Même si elle n'a pas réellement été créée pour cela, la cellule a dû aider des établissements à élaborer un projet de rénovation. En ce sens, elle se situe dans la ligne des mouvements pédagogiques, et plus largement dans la ligne du mouvement associatif. En effet, ceux-ci, nous l'avons vu, ont cherché à introduire l'idée de projet dans l'éducation nationale, dans la période qui a précédé 1982. Or, même si les mouvements pédagogiques n'ont pas été sollicités par la cellule, un certain nombre des membres de la cellule avaient eu des activités au sein de ce genre de mouvements, ou dans d'autres associations. Mais les mouvements pédagogiques travaillaient plutôt autour de projets pédagogiques, de type P.A.E., et plus rarement sur des projets de rénovation d'établissement. Bien que ces deux types de projets soient différents, la démarche présente des similitudes, dans le sens où elle implique, dans les deux cas, une réflexion collective. C'est en grande partie leur militantisme dans un cadre associatif qui a préparé les membres de la cellule au travail qu'ils ont eu à accomplir à la M.A.F.P.E.N. Trois d'entre eux seulement étaient des formateurs d'adultes professionnels ; les autres apportaient leur expérience du terrain, et du travail sur projet. ‘"C'était des gens qui conduisaient des actions dans leur établissement, qui avaient un rôle de leader et aussi qui étaient capables de prendre de la distance par rapport à ce qu'ils faisaient. (...) On travaillait sur un projet de zone, qui mobilisait le collège et sept groupes scolaires, avec des partenaires associatifs et il s'est trouvé que j'en étais un peu l'animateur ’ 126 ," déclare l'un d'entre eux. On peut donc dire que la cellule d'appui se situait dans une tradition d'ouverture vers le milieu associatif.

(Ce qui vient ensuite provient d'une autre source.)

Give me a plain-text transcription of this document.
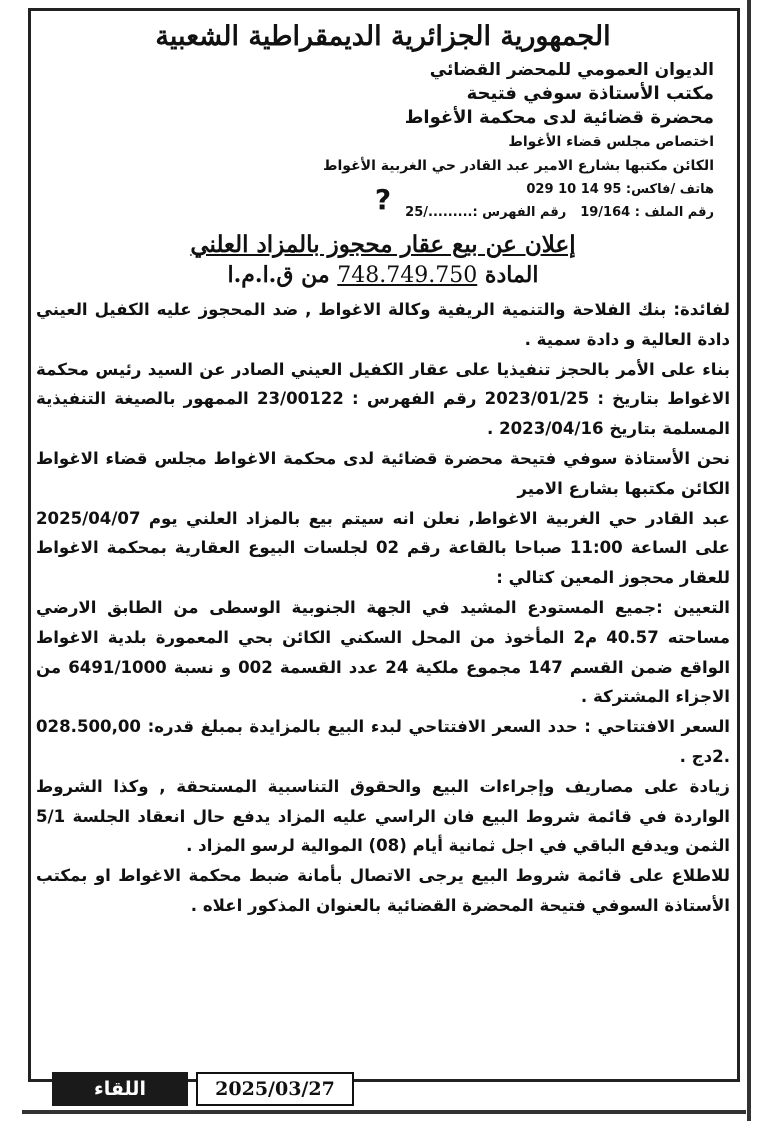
الجمهورية الجزائرية الديمقراطية الشعبية
الديوان العمومي للمحضر القضائي
مكتب الأستاذة سوفي فتيحة
محضرة قضائية لدى محكمة الأغواط
اختصاص مجلس قضاء الأغواط
الكائن مكتبها بشارع الامير عبد القادر حي الغربية الأغواط
هاتف /فاكس: 95 14 10 029
رقم الملف : 19/164
رقم الفهرس :........./25
?
إعلان عن بيع عقار محجوز بالمزاد العلني
المادة 748.749.750 من ق.ا.م.ا

لفائدة: بنك الفلاحة والتنمية الريفية وكالة الاغواط , ضد المحجوز عليه الكفيل العيني دادة العالية و دادة سمية .

بناء على الأمر بالحجز تنفيذيا على عقار الكفيل العيني الصادر عن السيد رئيس محكمة الاغواط بتاريخ : 2023/01/25 رقم الفهرس : 23/00122 الممهور بالصيغة التنفيذية المسلمة بتاريخ 2023/04/16 .

نحن الأستاذة سوفي فتيحة محضرة قضائية لدى محكمة الاغواط مجلس قضاء الاغواط الكائن مكتبها بشارع الامير

عبد القادر حي الغربية الاغواط, نعلن انه سيتم بيع بالمزاد العلني يوم 2025/04/07 على الساعة 11:00 صباحا بالقاعة رقم 02 لجلسات البيوع العقارية بمحكمة الاغواط للعقار محجوز المعين كتالي :

التعيين :جميع المستودع المشيد في الجهة الجنوبية الوسطى من الطابق الارضي مساحته 40.57 م2 المأخوذ من المحل السكني الكائن بحي المعمورة بلدية الاغواط الواقع ضمن القسم 147 مجموع ملكية 24 عدد القسمة 002 و نسبة 6491/1000 من الاجزاء المشتركة .

السعر الافتتاحي : حدد السعر الافتتاحي لبدء البيع بالمزايدة بمبلغ قدره: 028.500,00 .2دج .

زيادة على مصاريف وإجراءات البيع والحقوق التناسبية المستحقة , وكذا الشروط الواردة في قائمة شروط البيع فان الراسي عليه المزاد يدفع حال انعقاد الجلسة 5/1 الثمن ويدفع الباقي في اجل ثمانية أيام (08) الموالية لرسو المزاد .

للاطلاع على قائمة شروط البيع يرجى الاتصال بأمانة ضبط محكمة الاغواط او بمكتب الأستاذة السوفي فتيحة المحضرة القضائية بالعنوان المذكور اعلاه .

اللقاء	2025/03/27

D'autre part, elle a travaillé, nous l'avons vu, sur les relations au sein de l'établissement : relations entre enseignants, entre enseignants et chef d'établissement, entre l'établissement et ses partenaires extérieurs, etc... Elle a donc initié des réflexions sur le fonctionnement de l'établissement, en organisant des assemblées générales de l'ensemble des personnels. Même si ces A.G. sont aujourd'hui qualifiées de "grand-messes 127 ", il n'en reste pas moins que c'était la première fois que des réunions de ce type se tenaient dans des collèges, à l'initiative de l'institution. Dans cet accent mis sur le relationnel, on reconnaît l'héritage du courant de la psychosociologie, courant qui avait, nous l'avons vu plus haut, assez fortement marqué la période antérieure.

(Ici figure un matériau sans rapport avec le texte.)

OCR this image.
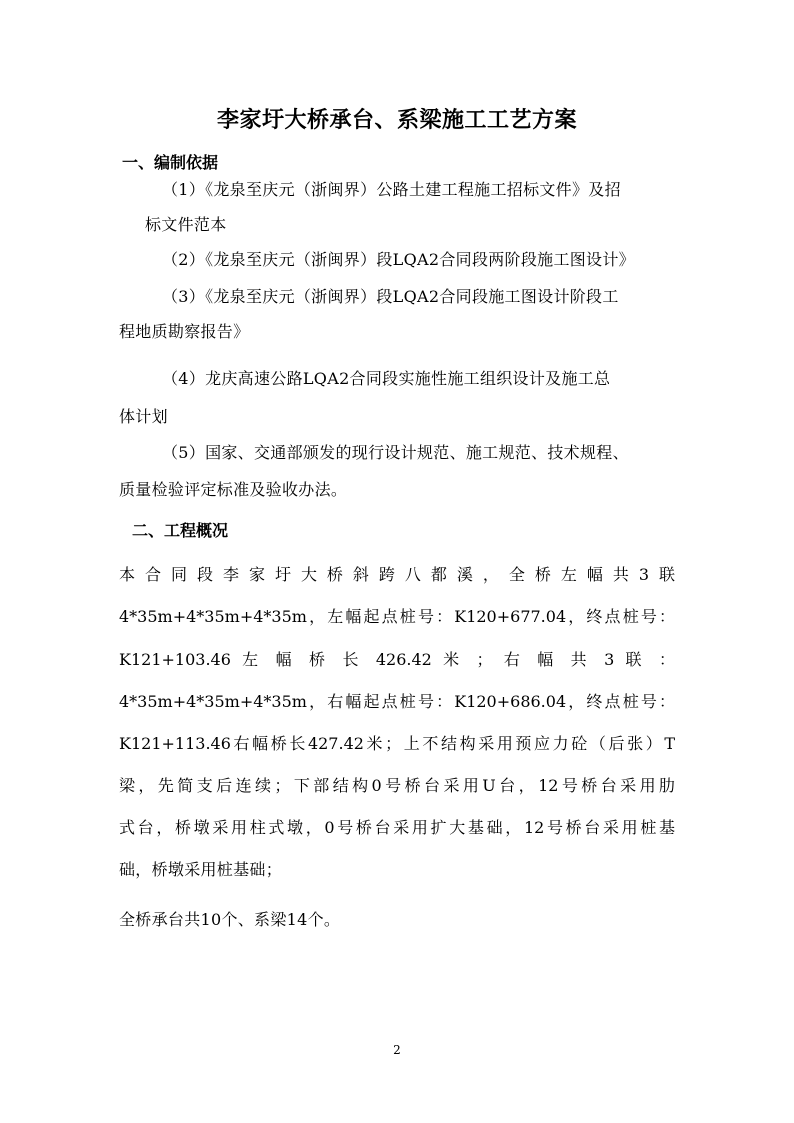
李家圩大桥承台、系梁施工工艺方案
一、编制依据
（1）《龙泉至庆元（浙闽界）公路土建工程施工招标文件》及招
标文件范本
（2）《龙泉至庆元（浙闽界）段LQA2合同段两阶段施工图设计》
（3）《龙泉至庆元（浙闽界）段LQA2合同段施工图设计阶段工
程地质勘察报告》
（4）龙庆高速公路LQA2合同段实施性施工组织设计及施工总
体计划
（5）国家、交通部颁发的现行设计规范、施工规范、技术规程、
质量检验评定标准及验收办法。
二、工程概况
本合同段李家圩大桥斜跨八都溪，全桥左幅共3联
4*35m+4*35m+4*35m，左幅起点桩号：K120+677.04，终点桩号：
K121+103.46 左 幅 桥 长 426.42 米 ； 右 幅 共 3 联 ：
4*35m+4*35m+4*35m，右幅起点桩号：K120+686.04，终点桩号：
K121+113.46右幅桥长427.42米；上不结构采用预应力砼（后张）T
梁，先简支后连续；下部结构0号桥台采用U台，12号桥台采用肋
式台，桥墩采用柱式墩，0号桥台采用扩大基础，12号桥台采用桩基
础，桥墩采用桩基础；
全桥承台共10个、系梁14个。
2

Mais quelle conception de la formation ce dispositif révèle-t-il ? N'oublions pas que la cellule a été constituée par le chef de M.A.F.P.E.N., pour répondre à une injonction ministérielle, alors que tous les autres dispositifs que nous avons étudiés précédemment avaient été mis en place par des formateurs qui les avaient expérimentés antérieurement. L'étude que nous avons faite montre que la cellule a d'ailleurs fonctionné comme le chef de Mission l'avait souhaité, même si par la suite, elle a été décriée. Le fonctionnement de la cellule d'appui nous semble caractéristique d'une instance qui se cherche, qui tâtonne‘. "Les trois premiers mois’ ‘," dit l'un de ses membres,’ ‘ "on n'a fait aucune intervention en établissement ; on était tous à mi-temps et on a passé tout notre mi-temps à essayer de définir comment nous allions remplir notre mission’ 128 ."

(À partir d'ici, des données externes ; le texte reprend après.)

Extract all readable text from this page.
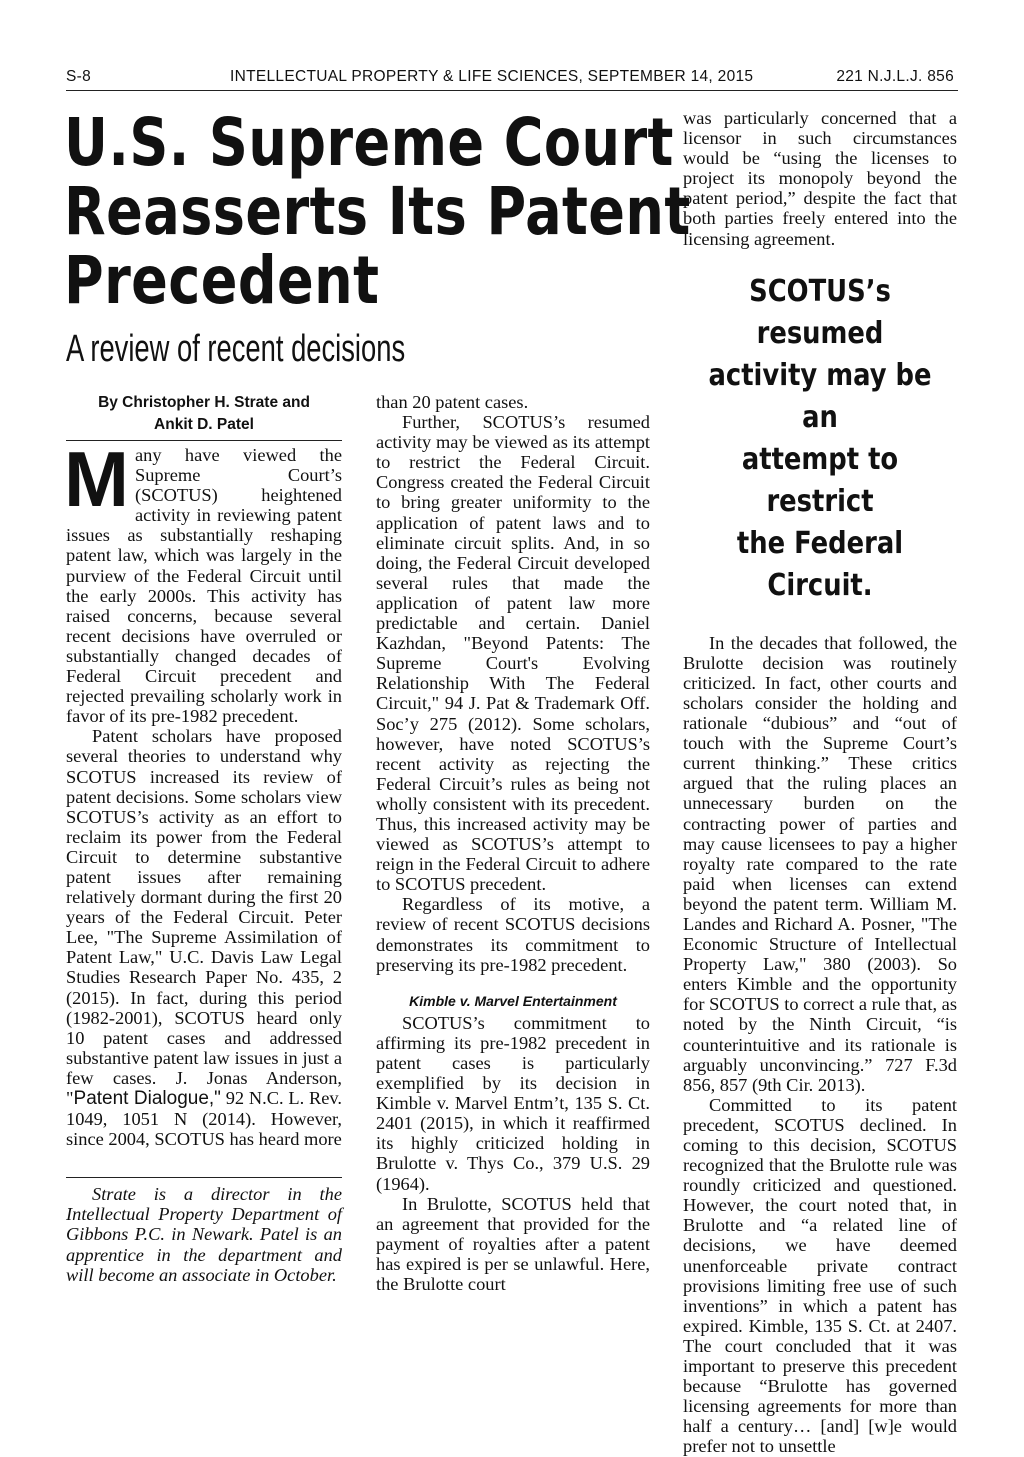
S-8	INTELLECTUAL PROPERTY & LIFE SCIENCES, SEPTEMBER 14, 2015	221 N.J.L.J. 856
U.S. Supreme Court
Reasserts Its Patent
Precedent
A review of recent decisions
By Christopher H. Strate and
Ankit D. Patel

Many have viewed the Supreme Court’s (SCOTUS) heightened activity in reviewing patent issues as substantially reshaping patent law, which was largely in the purview of the Federal Circuit until the early 2000s. This activity has raised concerns, because several recent decisions have overruled or substantially changed decades of Federal Circuit precedent and rejected prevailing scholarly work in favor of its pre-1982 precedent.

Patent scholars have proposed several theories to understand why SCOTUS increased its review of patent decisions. Some scholars view SCOTUS’s activity as an effort to reclaim its power from the Federal Circuit to determine substantive patent issues after remaining relatively dormant during the first 20 years of the Federal Circuit. Peter Lee, "The Supreme Assimilation of Patent Law," U.C. Davis Law Legal Studies Research Paper No. 435, 2 (2015). In fact, during this period (1982-2001), SCOTUS heard only 10 patent cases and addressed substantive patent law issues in just a few cases. J. Jonas Anderson, "Patent Dialogue," 92 N.C. L. Rev. 1049, 1051 N (2014). However, since 2004, SCOTUS has heard more

Strate is a director in the Intellectual Property Department of Gibbons P.C. in Newark. Patel is an apprentice in the department and will become an associate in October.

than 20 patent cases.

Further, SCOTUS’s resumed activity may be viewed as its attempt to restrict the Federal Circuit. Congress created the Federal Circuit to bring greater uniformity to the application of patent laws and to eliminate circuit splits. And, in so doing, the Federal Circuit developed several rules that made the application of patent law more predictable and certain. Daniel Kazhdan, "Beyond Patents: The Supreme Court's Evolving Relationship With The Federal Circuit," 94 J. Pat & Trademark Off. Soc’y 275 (2012). Some scholars, however, have noted SCOTUS’s recent activity as rejecting the Federal Circuit’s rules as being not wholly consistent with its precedent. Thus, this increased activity may be viewed as SCOTUS’s attempt to reign in the Federal Circuit to adhere to SCOTUS precedent.

Regardless of its motive, a review of recent SCOTUS decisions demonstrates its commitment to preserving its pre-1982 precedent.

Kimble v. Marvel Entertainment

SCOTUS’s commitment to affirming its pre-1982 precedent in patent cases is particularly exemplified by its decision in Kimble v. Marvel Entm’t, 135 S. Ct. 2401 (2015), in which it reaffirmed its highly criticized holding in Brulotte v. Thys Co., 379 U.S. 29 (1964).

In Brulotte, SCOTUS held that an agreement that provided for the payment of royalties after a patent has expired is per se unlawful. Here, the Brulotte court

was particularly concerned that a licensor in such circumstances would be “using the licenses to project its monopoly beyond the patent period,” despite the fact that both parties freely entered into the licensing agreement.

SCOTUS’s resumed
activity may be an
attempt to restrict
the Federal Circuit.

In the decades that followed, the Brulotte decision was routinely criticized. In fact, other courts and scholars consider the holding and rationale “dubious” and “out of touch with the Supreme Court’s current thinking.” These critics argued that the ruling places an unnecessary burden on the contracting power of parties and may cause licensees to pay a higher royalty rate compared to the rate paid when licenses can extend beyond the patent term. William M. Landes and Richard A. Posner, "The Economic Structure of Intellectual Property Law," 380 (2003). So enters Kimble and the opportunity for SCOTUS to correct a rule that, as noted by the Ninth Circuit, “is counterintuitive and its rationale is arguably unconvincing.” 727 F.3d 856, 857 (9th Cir. 2013).

Committed to its patent precedent, SCOTUS declined. In coming to this decision, SCOTUS recognized that the Brulotte rule was roundly criticized and questioned. However, the court noted that, in Brulotte and “a related line of decisions, we have deemed unenforceable private contract provisions limiting free use of such inventions” in which a patent has expired. Kimble, 135 S. Ct. at 2407. The court concluded that it was important to preserve this precedent because “Brulotte has governed licensing agreements for more than half a century… [and] [w]e would prefer not to unsettle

Néanmoins, ce dispositif innove par rapport à ceux que nous avons précédemment étudiés, dans lesquels on offrait aux différents personnels des formations construites par les formateurs et ensuite on attendait que les personnels se portent candidats. Là, on cherche à tenir compte des besoins en formation des intéressés ; on a le souci de recenser ces besoins. Il faut néanmoins constater que, une fois le recensement des besoins de formation effectué par la cellule, celle-ci choisit parmi les formations existantes, celles qui lui paraissent les plus aptes à satisfaire ces besoins. La formation n'est pas véritablement construite en réponse à la demande, mais elle est extraite du catalogue existant. Cette manière de fonctionner ne remet donc pas véritablement en cause la "logique de l'offre" de formation par les formateurs : on puise dans l'offre existante pour répondre aux besoins recensés parmi les personnels, mais on n'invente pas de réponse vraiment adaptée. Or, l'offre n'était certainement pas toujours aussi adaptée qu'on le pensait ; nous développerons ce point dans la dernière partie de ce travail.

Si on se réfère, comme nous l'avons fait pour les dispositifs étudiés précédemment, aux modèles de diffusion des connaissances décrits par Huberman, on peut dire que la volonté de cerner les besoins de formation liés aux projets de rénovation d'un établissement, permet d'apparenter les actions de la cellule d'appui au modèle "résolution de problèmes". Cependant, la réponse apportée n'est pas construite réellement en fonction des problèmes à résoudre, puisque la cellule d'appui puise, dans les propositions faites par les formateurs, des réponses existant préalablement. Ce deuxième aspect oblige alors à situer ce dispositif plutôt dans le modèle "recherche et développement".

Ce dispositif, nous l'avons vu, s'est construit pour répondre à une demande institutionnelle : accompagner la rénovation des collèges. Nous pensons avoir montré que sa mise en place et son fonctionnement ont constitué une innovation, par rapport au fonctionnement habituel de l'institution, avec les imperfections que comportent couramment toute innovation. Nous ferons maintenant une incursion vers Grenoble pour rechercher si les réponses proposées par la M.A.F.P.E.N., pour répondre à cette injonction, révèlent des conceptions voisines.

Notes
126.

Entretien GS, du 09/01/98.

127.

Entretien ED et GG, du 20/06/97.

128.

Entretien GS, du 09/01/98.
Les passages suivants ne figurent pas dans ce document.